2.4. Multimodal-Based Methods

Other studies have utilized data from various sensors such as cameras, accelerometers, radars, vital signs, gyroscopes, and magnetometers to detect falls or recognize actions [23,24,25,26,27]. In these studies, falls were detected in a multimodal context by extracting features from signals acquired from two or more sensors and then aggregating these features to be used as input for the classifiers. Multimodal-based approaches can achieve high accuracy by integrating data from various sensors. However, processing time may be compromised as values from different sensors need to be aligned and handled, and the system design can become more complex. The advantages and disadvantages of detecting falls using various sensors, as well as the strengths and weaknesses of various vision-based fall detection algorithms under investigation in this paper, are summarized in Table 1 and Table 2, respectively.

3. Fall Detection System

3.1. Person Detection

The complete process of the proposed system is depicted in Figure 1. The initial step in the proposed fall detection method is person detection.
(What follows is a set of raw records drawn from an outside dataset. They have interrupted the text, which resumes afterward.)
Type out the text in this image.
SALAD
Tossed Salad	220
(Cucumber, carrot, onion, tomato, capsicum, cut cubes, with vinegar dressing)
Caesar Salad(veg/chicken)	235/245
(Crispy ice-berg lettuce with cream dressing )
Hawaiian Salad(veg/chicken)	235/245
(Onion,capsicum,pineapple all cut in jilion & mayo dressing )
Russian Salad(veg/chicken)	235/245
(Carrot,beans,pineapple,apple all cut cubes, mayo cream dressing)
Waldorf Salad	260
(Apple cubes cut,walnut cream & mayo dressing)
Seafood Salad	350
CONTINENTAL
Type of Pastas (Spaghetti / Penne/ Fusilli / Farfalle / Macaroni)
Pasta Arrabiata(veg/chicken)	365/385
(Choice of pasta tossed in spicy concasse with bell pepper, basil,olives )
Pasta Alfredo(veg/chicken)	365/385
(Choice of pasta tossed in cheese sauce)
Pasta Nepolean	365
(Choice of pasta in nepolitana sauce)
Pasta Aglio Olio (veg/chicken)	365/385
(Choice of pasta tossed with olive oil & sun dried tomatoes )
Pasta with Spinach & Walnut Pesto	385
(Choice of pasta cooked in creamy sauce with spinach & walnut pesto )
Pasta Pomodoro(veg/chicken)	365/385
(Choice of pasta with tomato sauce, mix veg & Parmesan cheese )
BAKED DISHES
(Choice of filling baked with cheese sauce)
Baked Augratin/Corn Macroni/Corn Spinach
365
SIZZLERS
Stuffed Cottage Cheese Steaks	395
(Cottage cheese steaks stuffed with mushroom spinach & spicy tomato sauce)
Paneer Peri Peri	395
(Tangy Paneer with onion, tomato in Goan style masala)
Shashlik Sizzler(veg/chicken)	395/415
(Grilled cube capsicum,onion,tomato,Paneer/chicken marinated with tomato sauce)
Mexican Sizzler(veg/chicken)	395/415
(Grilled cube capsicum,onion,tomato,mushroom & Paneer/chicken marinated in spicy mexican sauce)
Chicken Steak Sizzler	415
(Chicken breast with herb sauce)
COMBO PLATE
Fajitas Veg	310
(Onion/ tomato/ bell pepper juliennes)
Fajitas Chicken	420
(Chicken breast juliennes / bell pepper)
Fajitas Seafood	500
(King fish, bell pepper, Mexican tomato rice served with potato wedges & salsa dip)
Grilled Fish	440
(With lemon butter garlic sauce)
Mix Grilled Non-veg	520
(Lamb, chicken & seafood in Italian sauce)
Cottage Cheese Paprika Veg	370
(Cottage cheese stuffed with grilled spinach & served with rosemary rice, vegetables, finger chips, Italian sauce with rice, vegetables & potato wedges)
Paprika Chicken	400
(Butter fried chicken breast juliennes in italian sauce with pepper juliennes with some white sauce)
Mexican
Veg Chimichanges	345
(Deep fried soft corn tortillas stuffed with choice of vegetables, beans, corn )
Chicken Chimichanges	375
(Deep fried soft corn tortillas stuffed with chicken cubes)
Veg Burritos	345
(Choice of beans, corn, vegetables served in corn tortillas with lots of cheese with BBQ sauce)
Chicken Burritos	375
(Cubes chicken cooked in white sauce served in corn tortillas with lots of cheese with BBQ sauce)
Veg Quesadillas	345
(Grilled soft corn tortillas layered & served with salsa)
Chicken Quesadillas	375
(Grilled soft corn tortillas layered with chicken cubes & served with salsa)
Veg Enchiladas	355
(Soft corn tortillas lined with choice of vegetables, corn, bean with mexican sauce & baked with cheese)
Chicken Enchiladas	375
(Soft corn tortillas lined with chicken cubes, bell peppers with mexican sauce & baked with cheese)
The inference speed of each module is important for real-time fall detection. Therefore, in this study, the YOLO model [28,29,33], a highly regarded real-time detector, was employed for person detection. This allows for the rapid transfer of person detection results to the pose-estimation module. YOLO [33] was designed to overcome the slow inference speed of two-stage detectors. It performs bounding-box regression and classification of the feature maps obtained by passing the CNN without requiring separate region proposals. This approach addresses the low detection speed observed in previous models. In this system, YOLO, which is known for its fast detection speed, was used to construct a real-time fall detection system. A pre-trained YOLOv3 was first employed to detect persons. However, the pre-trained YOLOv3 struggled to effectively detect fallen persons. Consequently, YOLOv7, an enhanced version, was used to conduct additional experiments. YOLOv3 [28] employs a residual connection-based backbone for feature extraction. It regresses the bounding box onto feature maps of various resolutions. YOLOv7 [29] employs a concatenation-based backbone that reuses features learned from previous layers, thus increasing the parameter efficiency. YOLOv7 also embraces the neural architecture search (NAS) to achieve an efficient model through scaling. YOLOv7 exhibits a better Pareto front than YOLOv3. The results of person detection using YOLOv3 and YOLOv7 are shown in Figure 2. Only the region containing the participants was defined as a region of interest, and person detection was performed in this area, as shown in Figure 2.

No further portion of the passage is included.